I sat down beside Yasmine and rubbed her back.” Relax. We have time. Work on feeling better. Try to take a short walk, even around the block. Be in the sun on the patio to get more vitamin D and sleep whenever you need. However, you have to promise to take your pill.” I said.
“I don’t want to! I hate my med. It makes me feel foggy.” Yasmine complained.
“The doctor says in a month or so, when you’re used to the medication, the fogginess will go away. But you have to let your body get used to the anti-depressant. I notice when you take them, you’re much happier. You get out of bed. You make conversation. You sketch out designs for rooms,” I tell her.
“But Logan . . .”
“Please, for two-weeks, try taking your pill. If you don’t, the Doctor says you’ll have to go back in hospital, Yasmine, ” I begged.

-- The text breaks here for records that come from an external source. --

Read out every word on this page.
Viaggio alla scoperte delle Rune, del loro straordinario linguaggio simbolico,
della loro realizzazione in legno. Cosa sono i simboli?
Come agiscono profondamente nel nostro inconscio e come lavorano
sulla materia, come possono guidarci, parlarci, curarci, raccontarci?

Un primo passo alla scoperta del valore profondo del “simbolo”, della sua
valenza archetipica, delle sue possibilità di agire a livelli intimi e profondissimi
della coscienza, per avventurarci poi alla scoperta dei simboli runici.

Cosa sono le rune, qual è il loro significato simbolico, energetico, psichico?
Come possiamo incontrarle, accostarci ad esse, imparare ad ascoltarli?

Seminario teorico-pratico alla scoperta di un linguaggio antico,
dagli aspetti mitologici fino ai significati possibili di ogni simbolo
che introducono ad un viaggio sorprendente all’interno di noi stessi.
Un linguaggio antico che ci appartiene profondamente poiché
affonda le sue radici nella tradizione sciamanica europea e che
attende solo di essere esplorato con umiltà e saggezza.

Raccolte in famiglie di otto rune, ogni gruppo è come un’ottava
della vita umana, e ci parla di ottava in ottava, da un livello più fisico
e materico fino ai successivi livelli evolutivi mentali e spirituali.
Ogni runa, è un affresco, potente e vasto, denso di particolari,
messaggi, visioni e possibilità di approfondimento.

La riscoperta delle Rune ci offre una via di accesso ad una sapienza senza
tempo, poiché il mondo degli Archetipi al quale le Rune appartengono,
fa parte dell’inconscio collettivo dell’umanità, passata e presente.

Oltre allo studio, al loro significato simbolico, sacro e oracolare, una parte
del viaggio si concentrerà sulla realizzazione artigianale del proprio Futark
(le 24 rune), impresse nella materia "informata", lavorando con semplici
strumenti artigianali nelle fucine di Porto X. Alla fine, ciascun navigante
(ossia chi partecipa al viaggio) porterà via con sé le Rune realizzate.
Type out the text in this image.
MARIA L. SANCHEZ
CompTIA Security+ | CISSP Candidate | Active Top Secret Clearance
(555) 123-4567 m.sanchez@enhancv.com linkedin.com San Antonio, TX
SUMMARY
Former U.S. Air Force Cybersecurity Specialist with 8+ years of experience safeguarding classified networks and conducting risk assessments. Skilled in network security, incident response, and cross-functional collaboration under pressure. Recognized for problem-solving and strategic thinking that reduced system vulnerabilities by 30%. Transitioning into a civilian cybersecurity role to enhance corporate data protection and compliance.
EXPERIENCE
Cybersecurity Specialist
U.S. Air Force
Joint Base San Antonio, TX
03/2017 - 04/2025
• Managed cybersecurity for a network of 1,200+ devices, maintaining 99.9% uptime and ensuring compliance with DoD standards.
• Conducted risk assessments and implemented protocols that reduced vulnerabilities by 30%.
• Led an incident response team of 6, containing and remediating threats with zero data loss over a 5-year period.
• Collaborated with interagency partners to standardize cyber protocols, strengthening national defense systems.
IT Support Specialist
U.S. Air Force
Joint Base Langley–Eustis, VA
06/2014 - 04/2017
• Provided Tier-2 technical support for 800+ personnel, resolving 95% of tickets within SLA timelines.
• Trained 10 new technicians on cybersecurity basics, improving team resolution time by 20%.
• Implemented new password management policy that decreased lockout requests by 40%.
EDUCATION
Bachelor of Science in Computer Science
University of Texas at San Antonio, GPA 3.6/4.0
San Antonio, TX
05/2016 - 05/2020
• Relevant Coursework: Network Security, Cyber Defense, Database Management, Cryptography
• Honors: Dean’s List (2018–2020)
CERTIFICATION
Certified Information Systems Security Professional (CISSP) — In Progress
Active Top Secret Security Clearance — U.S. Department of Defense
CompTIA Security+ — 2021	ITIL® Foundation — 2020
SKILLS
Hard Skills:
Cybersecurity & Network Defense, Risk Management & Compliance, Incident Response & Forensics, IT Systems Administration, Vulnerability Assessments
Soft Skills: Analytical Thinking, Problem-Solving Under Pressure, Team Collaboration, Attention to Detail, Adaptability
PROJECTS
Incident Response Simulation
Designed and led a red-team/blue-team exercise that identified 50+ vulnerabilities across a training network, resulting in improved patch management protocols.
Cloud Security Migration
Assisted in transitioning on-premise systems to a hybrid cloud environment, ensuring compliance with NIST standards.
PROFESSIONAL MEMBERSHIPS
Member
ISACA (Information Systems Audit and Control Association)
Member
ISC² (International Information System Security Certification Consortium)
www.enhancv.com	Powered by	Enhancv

Suddenly, Yasmine flew into a rage. She pushed at me and screamed. She grabbed her car keys before I could catch her and snuck in the elevator. When I reached her parking space, it was empty. I’ve never seen Yasmine again.
Yasmine’s my wife and it hurts me to know she could be anywhere and I can’t help her. I don’t know if she’s well or still suffering from depression. No one’s been able to find her, not even a private detective.
I grieved for Yasmine. It took me two-years before I started writing my stories down in journals. I thought, when Yasmine came back, she could read about what happened in my life after she left. I tried to make my journal entertaining for her to read.
Then, they found her body. Parts of me ached which I never knew existed, when I learned Yasmine was dead. I’m not sure how they can find out how she died now. But I’ve convinced myself I caused her to commit suicide.
I tear the pages out of my journals; I had had them bound and printed into volumes for Yasmine to read. Now I know she will never be able to read what I wrote.
Broken and grieving, I destroyed all my journal volumes. All the typed pages scattered across the floor in my office. Broken journals, like my heart.
How does one heal after hurting so long, believing their other half, couldn’t be dead?